Python Learner and Predictor Node: Issues and Memory consumption

I'm having trouble using the Python Learner and Predictor Nodes. (Issues might alos apply to oder Python nodes, have not tried yet.)

1. Is there an easy way to access a fingerpirnt column within the Python nodes?

Seems they are not added to python as bitarrays or in generaly arrays of 0s and 1s.

What works is

featureList = []
for fpString in input_table['Fingerprint'].values:
	fp = np.array(map(int, list(fpString)))
features = np.array(featureList)
#..., lables)

Another option is to pass in SMILES and calcuate Fingerprint using RDKit withn the learner node.

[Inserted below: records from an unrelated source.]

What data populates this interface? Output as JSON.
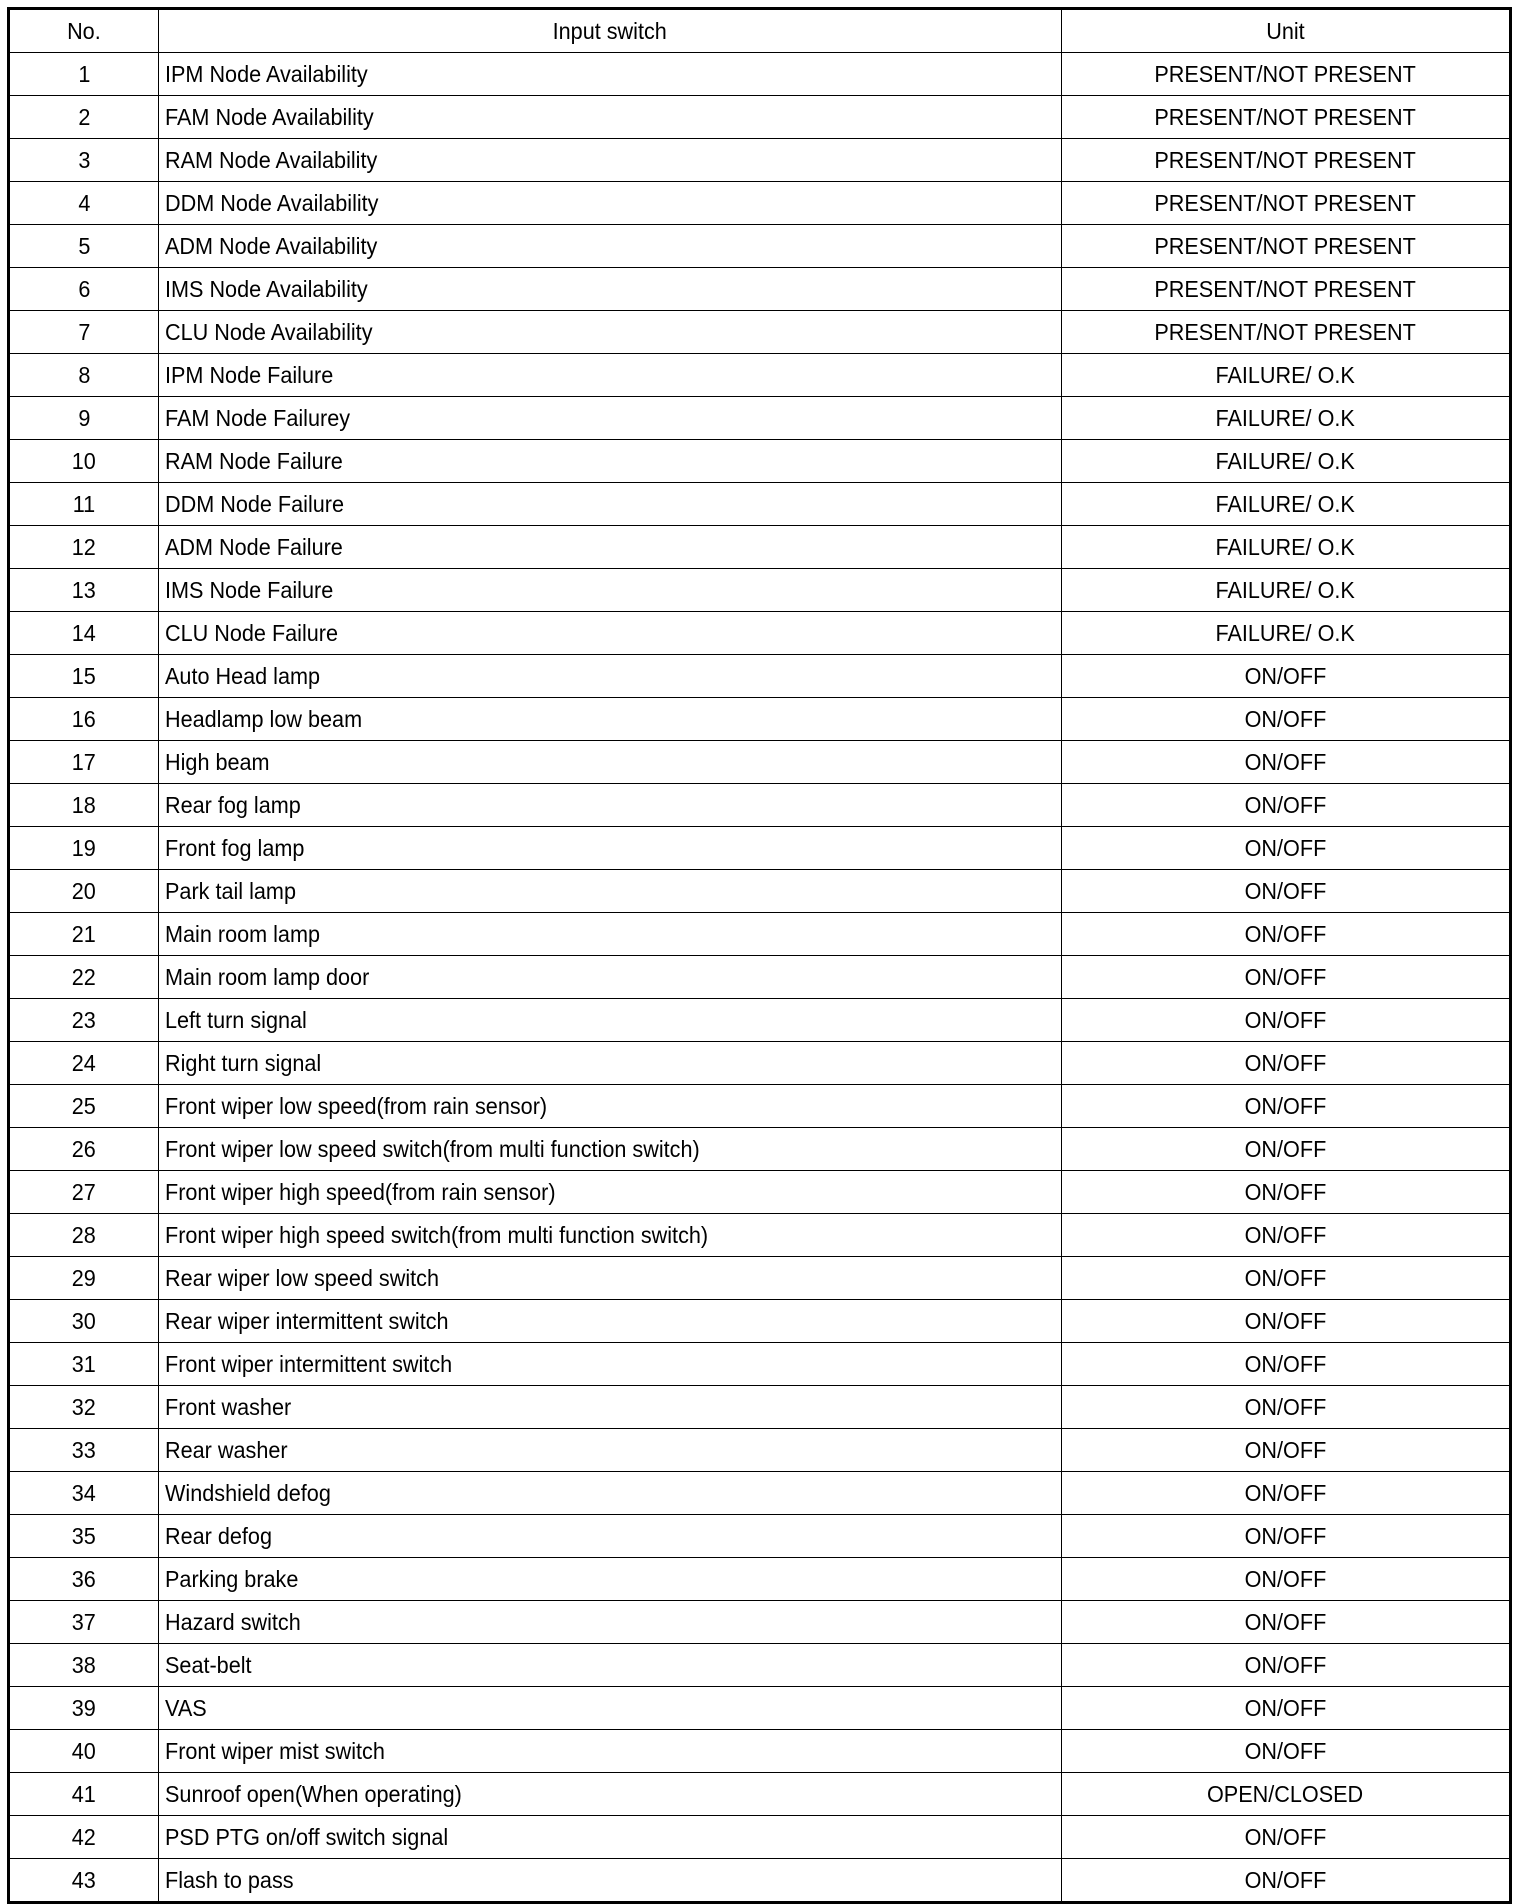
{
  "table": {
    "headers": {
      "no": "No.",
      "switch": "Input switch",
      "unit": "Unit"
    },
    "rows": [
      {
        "no": "1",
        "switch": "IPM Node Availability",
        "unit": "PRESENT/NOT PRESENT"
      },
      {
        "no": "2",
        "switch": "FAM Node Availability",
        "unit": "PRESENT/NOT PRESENT"
      },
      {
        "no": "3",
        "switch": "RAM Node Availability",
        "unit": "PRESENT/NOT PRESENT"
      },
      {
        "no": "4",
        "switch": "DDM Node Availability",
        "unit": "PRESENT/NOT PRESENT"
      },
      {
        "no": "5",
        "switch": "ADM Node Availability",
        "unit": "PRESENT/NOT PRESENT"
      },
      {
        "no": "6",
        "switch": "IMS Node Availability",
        "unit": "PRESENT/NOT PRESENT"
      },
      {
        "no": "7",
        "switch": "CLU Node Availability",
        "unit": "PRESENT/NOT PRESENT"
      },
      {
        "no": "8",
        "switch": "IPM Node Failure",
        "unit": "FAILURE/ O.K"
      },
      {
        "no": "9",
        "switch": "FAM Node Failurey",
        "unit": "FAILURE/ O.K"
      },
      {
        "no": "10",
        "switch": "RAM Node Failure",
        "unit": "FAILURE/ O.K"
      },
      {
        "no": "11",
        "switch": "DDM Node Failure",
        "unit": "FAILURE/ O.K"
      },
      {
        "no": "12",
        "switch": "ADM Node Failure",
        "unit": "FAILURE/ O.K"
      },
      {
        "no": "13",
        "switch": "IMS Node Failure",
        "unit": "FAILURE/ O.K"
      },
      {
        "no": "14",
        "switch": "CLU Node Failure",
        "unit": "FAILURE/ O.K"
      },
      {
        "no": "15",
        "switch": "Auto Head lamp",
        "unit": "ON/OFF"
      },
      {
        "no": "16",
        "switch": "Headlamp low beam",
        "unit": "ON/OFF"
      },
      {
        "no": "17",
        "switch": "High beam",
        "unit": "ON/OFF"
      },
      {
        "no": "18",
        "switch": "Rear fog lamp",
        "unit": "ON/OFF"
      },
      {
        "no": "19",
        "switch": "Front fog lamp",
        "unit": "ON/OFF"
      },
      {
        "no": "20",
        "switch": "Park tail lamp",
        "unit": "ON/OFF"
      },
      {
        "no": "21",
        "switch": "Main room lamp",
        "unit": "ON/OFF"
      },
      {
        "no": "22",
        "switch": "Main room lamp door",
        "unit": "ON/OFF"
      },
      {
        "no": "23",
        "switch": "Left turn signal",
        "unit": "ON/OFF"
      },
      {
        "no": "24",
        "switch": "Right turn signal",
        "unit": "ON/OFF"
      },
      {
        "no": "25",
        "switch": "Front wiper low speed(from rain sensor)",
        "unit": "ON/OFF"
      },
      {
        "no": "26",
        "switch": "Front wiper low speed switch(from multi function switch)",
        "unit": "ON/OFF"
      },
      {
        "no": "27",
        "switch": "Front wiper high speed(from rain sensor)",
        "unit": "ON/OFF"
      },
      {
        "no": "28",
        "switch": "Front wiper high speed switch(from multi function switch)",
        "unit": "ON/OFF"
      },
      {
        "no": "29",
        "switch": "Rear wiper low speed switch",
        "unit": "ON/OFF"
      },
      {
        "no": "30",
        "switch": "Rear wiper intermittent switch",
        "unit": "ON/OFF"
      },
      {
        "no": "31",
        "switch": "Front wiper intermittent switch",
        "unit": "ON/OFF"
      },
      {
        "no": "32",
        "switch": "Front washer",
        "unit": "ON/OFF"
      },
      {
        "no": "33",
        "switch": "Rear washer",
        "unit": "ON/OFF"
      },
      {
        "no": "34",
        "switch": "Windshield defog",
        "unit": "ON/OFF"
      },
      {
        "no": "35",
        "switch": "Rear defog",
        "unit": "ON/OFF"
      },
      {
        "no": "36",
        "switch": "Parking brake",
        "unit": "ON/OFF"
      },
      {
        "no": "37",
        "switch": "Hazard switch",
        "unit": "ON/OFF"
      },
      {
        "no": "38",
        "switch": "Seat-belt",
        "unit": "ON/OFF"
      },
      {
        "no": "39",
        "switch": "VAS",
        "unit": "ON/OFF"
      },
      {
        "no": "40",
        "switch": "Front wiper mist switch",
        "unit": "ON/OFF"
      },
      {
        "no": "41",
        "switch": "Sunroof open(When operating)",
        "unit": "OPEN/CLOSED"
      },
      {
        "no": "42",
        "switch": "PSD PTG on/off switch signal",
        "unit": "ON/OFF"
      },
      {
        "no": "43",
        "switch": "Flash to pass",
        "unit": "ON/OFF"
      }
    ]
  }
}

But this isn't ideal either.

Also when just copying the tables in the output the fingerprint column then is a string column. 


While writing this there is a 3rd posibility: using the Expand Bit Vector node prior to the Python Nodes. This is probably the best approach. Ideal would be auto-conversion between java bitvector and python numpay array.

2. Memory consumption

Is huge. See attached image from Visual VM. And this workflow has just 29 rows. In case of more data I can't use it as KNIME always crashes (can't use more RAM,32-Bit Windows). Still I think there might be a prroblem with these nodes as running the same model in stand-alone python is not a problem, takes about 160 mb of RAM for the workflow that fails in KNIME. In the attached image you can see when the Python Predict Node is executed memory usage jumps up 700 mb. This is also notiecable as KNIME gets really slow, saving takes forever or it may crash. Note that WEKA Nodes do suffer from the same issue. Maybe the Problem are the many columns? Regardless, I think there is a general problem with memory usage.

It would be great if scikit-learn could be used from withn KNIME but with these current limitation it is just not really possble and less hassle to go pure python.



Any insight on this?

After further testing also on 64-bit machine with 8 GB of RAM my conclusion is that the Python Predictor Node is the main issue. In my case I'm using the gradient boosting regressor and the amount of trees you use has a huge impact on the memory consumpion of the Predictor node. With 300 Trees (estimators) it barley runs through while using 6 GB of RAM. 

Also most of the work is not the actual predictions but probably loading or exporting (?) the model. The progress bar shows no percentage and there is no python process running but KNIME uses lots of CPU. Then for a very short period there actually is a Python process. My conclusion is the codeexport/loading of the model could be imporved in terms of memory and cpu perfromance.